Finally, after more deliberation than should have been needed, Hannibal has been commissioned for a second season. It is therefore appropriate that episode ten of the series is all the proof required to see why, with Buffet Froid delivering perhaps the most chilling and narratively solid episode of the season.
Straight from the disturbing opening, Buffet Froid seems like a different kind of episode than those that have preceded it. For the first time, a murder is seen as it happens, when a young woman, alone in her home, is dragged under her bed and killed. Unlike previous episodes where the crime is seen only after in Will’s (Hugh Dancy) reenactments, the urgency created by showing this gruesome murder as it happens gives Hannibal an energy it hasn’t had before, and this is one of true fear. Whilst there are perhaps conventional horror techniques on show, the result is another confident and fresh element to the show.

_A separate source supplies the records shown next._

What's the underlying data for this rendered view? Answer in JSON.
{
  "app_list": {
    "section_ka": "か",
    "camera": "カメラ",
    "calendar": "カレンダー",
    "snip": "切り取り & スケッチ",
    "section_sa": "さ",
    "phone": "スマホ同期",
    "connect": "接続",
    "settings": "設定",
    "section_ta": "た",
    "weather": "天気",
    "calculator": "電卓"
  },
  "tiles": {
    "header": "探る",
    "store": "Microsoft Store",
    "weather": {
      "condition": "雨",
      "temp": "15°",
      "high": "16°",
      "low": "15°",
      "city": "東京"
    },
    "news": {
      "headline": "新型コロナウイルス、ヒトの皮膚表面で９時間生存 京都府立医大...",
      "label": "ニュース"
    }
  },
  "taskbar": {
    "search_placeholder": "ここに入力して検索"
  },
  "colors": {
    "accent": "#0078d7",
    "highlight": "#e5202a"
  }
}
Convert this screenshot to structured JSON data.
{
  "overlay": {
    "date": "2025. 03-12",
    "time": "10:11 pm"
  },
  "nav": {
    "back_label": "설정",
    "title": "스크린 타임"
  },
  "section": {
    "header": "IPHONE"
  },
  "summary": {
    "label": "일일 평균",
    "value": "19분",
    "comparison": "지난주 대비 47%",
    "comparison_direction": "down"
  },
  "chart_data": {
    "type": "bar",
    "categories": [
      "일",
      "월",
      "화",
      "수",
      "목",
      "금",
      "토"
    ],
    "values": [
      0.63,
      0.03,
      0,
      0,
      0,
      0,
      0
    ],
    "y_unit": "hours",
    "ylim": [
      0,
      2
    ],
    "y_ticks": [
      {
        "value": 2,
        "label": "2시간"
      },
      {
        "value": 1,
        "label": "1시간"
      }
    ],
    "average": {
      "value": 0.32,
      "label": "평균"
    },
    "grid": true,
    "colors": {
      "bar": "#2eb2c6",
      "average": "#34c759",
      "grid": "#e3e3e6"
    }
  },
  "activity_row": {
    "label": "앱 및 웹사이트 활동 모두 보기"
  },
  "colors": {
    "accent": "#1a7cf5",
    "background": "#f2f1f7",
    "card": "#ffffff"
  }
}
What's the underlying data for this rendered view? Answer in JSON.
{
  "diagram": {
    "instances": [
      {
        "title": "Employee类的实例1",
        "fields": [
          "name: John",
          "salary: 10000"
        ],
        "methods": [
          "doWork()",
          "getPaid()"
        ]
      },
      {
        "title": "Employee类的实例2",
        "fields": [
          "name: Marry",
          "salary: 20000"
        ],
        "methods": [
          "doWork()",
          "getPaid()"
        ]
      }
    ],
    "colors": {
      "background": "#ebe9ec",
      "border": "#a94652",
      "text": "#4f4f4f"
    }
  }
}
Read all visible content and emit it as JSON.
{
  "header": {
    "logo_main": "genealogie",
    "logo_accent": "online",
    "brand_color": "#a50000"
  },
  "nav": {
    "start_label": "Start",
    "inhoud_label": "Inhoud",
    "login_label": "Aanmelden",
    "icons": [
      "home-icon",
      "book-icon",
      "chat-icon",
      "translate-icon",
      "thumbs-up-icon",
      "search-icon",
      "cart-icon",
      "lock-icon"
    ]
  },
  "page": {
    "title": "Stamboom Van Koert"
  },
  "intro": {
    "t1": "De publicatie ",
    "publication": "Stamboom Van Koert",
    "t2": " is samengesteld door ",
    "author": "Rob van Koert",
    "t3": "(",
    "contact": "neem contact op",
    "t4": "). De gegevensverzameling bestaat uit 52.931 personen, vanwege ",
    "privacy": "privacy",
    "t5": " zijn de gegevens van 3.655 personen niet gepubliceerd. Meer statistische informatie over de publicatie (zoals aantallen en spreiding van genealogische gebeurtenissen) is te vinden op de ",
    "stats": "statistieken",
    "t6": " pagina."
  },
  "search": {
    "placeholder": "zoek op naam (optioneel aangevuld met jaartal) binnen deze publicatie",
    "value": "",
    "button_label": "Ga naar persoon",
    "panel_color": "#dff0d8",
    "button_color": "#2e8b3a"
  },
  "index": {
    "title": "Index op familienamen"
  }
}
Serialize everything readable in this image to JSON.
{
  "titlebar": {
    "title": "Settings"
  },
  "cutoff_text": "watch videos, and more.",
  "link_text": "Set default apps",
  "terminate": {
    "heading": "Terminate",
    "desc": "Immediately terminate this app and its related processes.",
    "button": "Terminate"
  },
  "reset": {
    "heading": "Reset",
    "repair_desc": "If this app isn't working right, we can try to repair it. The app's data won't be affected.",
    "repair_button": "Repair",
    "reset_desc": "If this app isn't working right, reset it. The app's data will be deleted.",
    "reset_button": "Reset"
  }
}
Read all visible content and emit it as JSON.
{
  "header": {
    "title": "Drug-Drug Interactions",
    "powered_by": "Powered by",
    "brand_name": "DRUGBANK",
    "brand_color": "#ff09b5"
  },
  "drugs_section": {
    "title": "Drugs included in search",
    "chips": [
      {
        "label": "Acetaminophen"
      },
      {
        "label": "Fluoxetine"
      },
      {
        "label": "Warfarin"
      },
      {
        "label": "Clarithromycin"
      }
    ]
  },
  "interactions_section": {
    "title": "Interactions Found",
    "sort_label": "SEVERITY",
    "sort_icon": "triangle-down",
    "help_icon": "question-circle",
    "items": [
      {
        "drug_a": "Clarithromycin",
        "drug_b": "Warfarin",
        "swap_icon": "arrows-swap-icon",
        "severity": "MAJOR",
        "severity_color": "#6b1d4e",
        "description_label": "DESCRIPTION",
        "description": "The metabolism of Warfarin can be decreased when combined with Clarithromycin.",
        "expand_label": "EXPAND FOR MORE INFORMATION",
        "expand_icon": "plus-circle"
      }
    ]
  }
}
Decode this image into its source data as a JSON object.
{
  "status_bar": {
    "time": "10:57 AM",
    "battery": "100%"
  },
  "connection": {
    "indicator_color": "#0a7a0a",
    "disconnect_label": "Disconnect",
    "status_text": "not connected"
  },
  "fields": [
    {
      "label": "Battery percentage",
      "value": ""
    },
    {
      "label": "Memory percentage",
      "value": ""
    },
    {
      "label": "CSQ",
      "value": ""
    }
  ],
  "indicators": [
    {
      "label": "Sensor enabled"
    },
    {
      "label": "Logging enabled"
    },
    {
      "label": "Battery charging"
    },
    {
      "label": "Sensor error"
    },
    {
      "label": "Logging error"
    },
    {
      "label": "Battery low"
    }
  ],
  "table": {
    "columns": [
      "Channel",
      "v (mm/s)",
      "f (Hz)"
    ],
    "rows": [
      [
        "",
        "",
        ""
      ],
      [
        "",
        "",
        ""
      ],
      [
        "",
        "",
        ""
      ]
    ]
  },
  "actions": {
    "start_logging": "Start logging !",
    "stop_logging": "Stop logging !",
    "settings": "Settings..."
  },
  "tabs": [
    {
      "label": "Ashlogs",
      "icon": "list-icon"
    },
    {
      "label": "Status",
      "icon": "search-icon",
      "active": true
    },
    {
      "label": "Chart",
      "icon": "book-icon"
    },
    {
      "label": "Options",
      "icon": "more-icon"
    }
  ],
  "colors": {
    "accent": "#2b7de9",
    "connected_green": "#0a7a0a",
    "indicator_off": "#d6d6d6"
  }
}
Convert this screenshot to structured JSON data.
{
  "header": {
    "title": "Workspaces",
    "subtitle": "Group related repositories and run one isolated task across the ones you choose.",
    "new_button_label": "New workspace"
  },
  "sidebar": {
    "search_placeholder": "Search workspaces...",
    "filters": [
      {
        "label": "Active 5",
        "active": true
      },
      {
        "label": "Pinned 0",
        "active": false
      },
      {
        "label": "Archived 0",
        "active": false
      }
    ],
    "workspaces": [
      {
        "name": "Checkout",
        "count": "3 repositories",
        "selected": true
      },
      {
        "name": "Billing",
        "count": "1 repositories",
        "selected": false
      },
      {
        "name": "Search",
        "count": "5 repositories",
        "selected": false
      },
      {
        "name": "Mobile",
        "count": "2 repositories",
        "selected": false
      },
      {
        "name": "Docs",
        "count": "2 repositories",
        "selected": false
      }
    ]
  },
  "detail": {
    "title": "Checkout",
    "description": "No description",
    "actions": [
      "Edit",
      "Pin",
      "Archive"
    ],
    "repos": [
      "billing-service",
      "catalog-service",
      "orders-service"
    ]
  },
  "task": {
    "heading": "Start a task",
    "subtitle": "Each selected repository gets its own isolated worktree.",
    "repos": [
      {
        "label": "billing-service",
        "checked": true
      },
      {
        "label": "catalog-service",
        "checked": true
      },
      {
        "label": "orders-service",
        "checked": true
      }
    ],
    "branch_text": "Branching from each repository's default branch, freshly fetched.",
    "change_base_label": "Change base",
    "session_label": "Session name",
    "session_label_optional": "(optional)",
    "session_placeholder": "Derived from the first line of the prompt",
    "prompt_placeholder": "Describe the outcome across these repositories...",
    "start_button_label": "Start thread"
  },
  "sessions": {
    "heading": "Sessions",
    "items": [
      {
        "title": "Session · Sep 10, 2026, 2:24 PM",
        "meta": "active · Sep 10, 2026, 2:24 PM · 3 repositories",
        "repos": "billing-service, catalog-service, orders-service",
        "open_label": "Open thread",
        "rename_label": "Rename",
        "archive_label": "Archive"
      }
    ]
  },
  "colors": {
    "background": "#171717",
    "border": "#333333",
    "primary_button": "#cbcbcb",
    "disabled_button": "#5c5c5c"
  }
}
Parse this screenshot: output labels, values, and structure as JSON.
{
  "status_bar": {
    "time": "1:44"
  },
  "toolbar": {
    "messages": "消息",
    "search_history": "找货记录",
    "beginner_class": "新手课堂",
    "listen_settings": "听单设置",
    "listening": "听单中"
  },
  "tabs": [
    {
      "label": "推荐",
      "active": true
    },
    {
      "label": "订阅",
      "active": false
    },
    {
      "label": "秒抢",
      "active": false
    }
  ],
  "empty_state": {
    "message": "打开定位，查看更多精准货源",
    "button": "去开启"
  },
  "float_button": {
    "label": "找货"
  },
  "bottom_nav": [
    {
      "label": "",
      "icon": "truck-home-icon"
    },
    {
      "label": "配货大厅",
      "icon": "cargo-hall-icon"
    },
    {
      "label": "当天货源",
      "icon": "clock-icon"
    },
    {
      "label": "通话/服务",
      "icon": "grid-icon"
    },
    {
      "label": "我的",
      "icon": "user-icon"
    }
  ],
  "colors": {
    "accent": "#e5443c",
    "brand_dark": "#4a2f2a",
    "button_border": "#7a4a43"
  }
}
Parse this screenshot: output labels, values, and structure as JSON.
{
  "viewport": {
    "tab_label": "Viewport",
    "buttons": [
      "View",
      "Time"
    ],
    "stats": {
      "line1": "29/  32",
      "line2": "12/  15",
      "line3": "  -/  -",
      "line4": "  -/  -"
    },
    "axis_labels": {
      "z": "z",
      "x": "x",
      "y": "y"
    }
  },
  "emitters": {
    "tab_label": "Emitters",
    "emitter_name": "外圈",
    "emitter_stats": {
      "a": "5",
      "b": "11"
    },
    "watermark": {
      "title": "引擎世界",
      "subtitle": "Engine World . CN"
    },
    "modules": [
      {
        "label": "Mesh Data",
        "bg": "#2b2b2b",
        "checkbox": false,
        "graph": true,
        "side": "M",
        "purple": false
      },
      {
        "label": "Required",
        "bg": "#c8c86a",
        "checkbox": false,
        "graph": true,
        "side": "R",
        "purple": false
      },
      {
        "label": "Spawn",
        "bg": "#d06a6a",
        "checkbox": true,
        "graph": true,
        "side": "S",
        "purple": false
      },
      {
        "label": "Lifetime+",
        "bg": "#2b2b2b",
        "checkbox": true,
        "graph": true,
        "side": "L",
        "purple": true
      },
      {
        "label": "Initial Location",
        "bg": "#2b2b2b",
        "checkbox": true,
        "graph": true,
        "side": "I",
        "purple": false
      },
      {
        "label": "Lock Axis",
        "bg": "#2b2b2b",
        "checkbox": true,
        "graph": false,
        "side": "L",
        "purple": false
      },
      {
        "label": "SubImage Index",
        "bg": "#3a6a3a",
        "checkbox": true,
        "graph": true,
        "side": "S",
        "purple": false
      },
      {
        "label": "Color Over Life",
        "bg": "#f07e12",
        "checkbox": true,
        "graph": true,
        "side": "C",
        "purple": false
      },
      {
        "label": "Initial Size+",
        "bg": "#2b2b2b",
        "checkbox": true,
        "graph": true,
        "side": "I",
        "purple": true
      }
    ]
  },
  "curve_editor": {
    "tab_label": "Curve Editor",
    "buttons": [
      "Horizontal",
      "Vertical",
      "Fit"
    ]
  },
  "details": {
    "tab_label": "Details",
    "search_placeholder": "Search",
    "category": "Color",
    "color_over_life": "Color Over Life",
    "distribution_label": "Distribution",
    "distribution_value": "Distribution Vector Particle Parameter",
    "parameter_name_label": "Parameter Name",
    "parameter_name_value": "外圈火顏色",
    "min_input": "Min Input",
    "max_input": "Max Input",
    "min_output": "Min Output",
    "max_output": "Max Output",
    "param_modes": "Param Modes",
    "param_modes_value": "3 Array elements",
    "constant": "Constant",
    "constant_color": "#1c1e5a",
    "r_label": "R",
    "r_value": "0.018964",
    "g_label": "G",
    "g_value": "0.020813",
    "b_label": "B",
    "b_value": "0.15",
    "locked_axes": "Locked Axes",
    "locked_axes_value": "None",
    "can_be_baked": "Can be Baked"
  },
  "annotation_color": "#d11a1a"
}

This frightening beginning starts an episode full of intrigue and suspense, as Will’s condition deteriorates further into headaches and more loss of memory and time. It must be said though that once again, Hannibal seems unable to hold onto a central narrative between episodes. Whilst Will’s health has been an issue throughout, last week saw the return of Abigail Hobbs (Kacey Rohl) after several episodes. Following the revelations at the end of Trou Normand, it seems odd that this is not followed up on in this latest episode, which instead continues to focus on Will. This is not a great loss, as the Abigail Hobbs story became old very early on, but some consistency between episodes would give the show a more fluid feel instead of the noticeable changes in pace and story.
Having said that, Buffet Froid is a good enough episode to stand alone and apart from the issues of the series as a whole. When Will has another turn at the crime scene, he becomes convinced something is more wrong than usual. In his own words, “I know what kind of crazy I am and this isn’t that kind of crazy,” believing that something physical is responsible for what’s going on in his head. Confiding in Hannibal (Mads Mikkelson), Will is taken to see a neurologist friend of his and it is determined Will has a serious case of encephalitis, an inflammation of the brain. However, Hannibal’s interest is peaked and he convinces Dr. Sutcliff (John Benjamin Hickey) that they hold off telling their patient and instead study how this condition affects Will. As usual, Hannibal’s skills at manipulation are put on show, but in a more sinister way than ever before. The last few episodes have expressed Hannibal’s feelings towards Will as a friend, and so this behavior is all the more intriguing. It’s not without precedent, as Hannibal has sent Will into danger before to try and save himself. However, by withholding Will’s condition from him, Hannibal is showing his cruelty extends even to someone he may consider a friend.
With this manipulation playing out between Hannibal, Dr. Sutcliff and Will, it would not be a surprise to see the other story of the episode slip in quality, as this has been the major problem with the series as a whole. However, what makes Buffet Froid such a pleasing watch is that finally, this issue is solved. When it is discovered that the killer is the mentally ill Georgia (Ellen Muth), whose condition means that she sees herself as dead, her plight becomes all the more troubling for Will, who sees a lot of himself in this girl. Linking Will and his quarry in this way means that the killer is humanised in a way that has been lacking up till now, with a particularly affecting scene with the girl’s mother adding to the emotional weight of the episode.
In an episode that finally draws together all of its component parts, Buffet Froid is as pleasing an episode to watch as any that Hannibal has to offer. Hugh Dancy’s performance, which has been almost wasted up to now, is finally given the emphasis it deserves, and with Mikkelsen’s Hannibal still active behind the scenes of almost every shot, it is truly a gratifying prospect that this show can continue into a second series. Of course, this season has plenty more to give, and with its climax only a few weeks away, Hannibal is building to quite a finale.
Best Kill: Sadly, to reveal the best kill of the episode would give away its biggest twist, but the brutalised faces of the killer’s victims are something not to be forgotten.
Best Scene: The surprisingly emotional scene between Will, Jack and Georgia’s mother is a rare example of how the show can construct compassion as well as horror.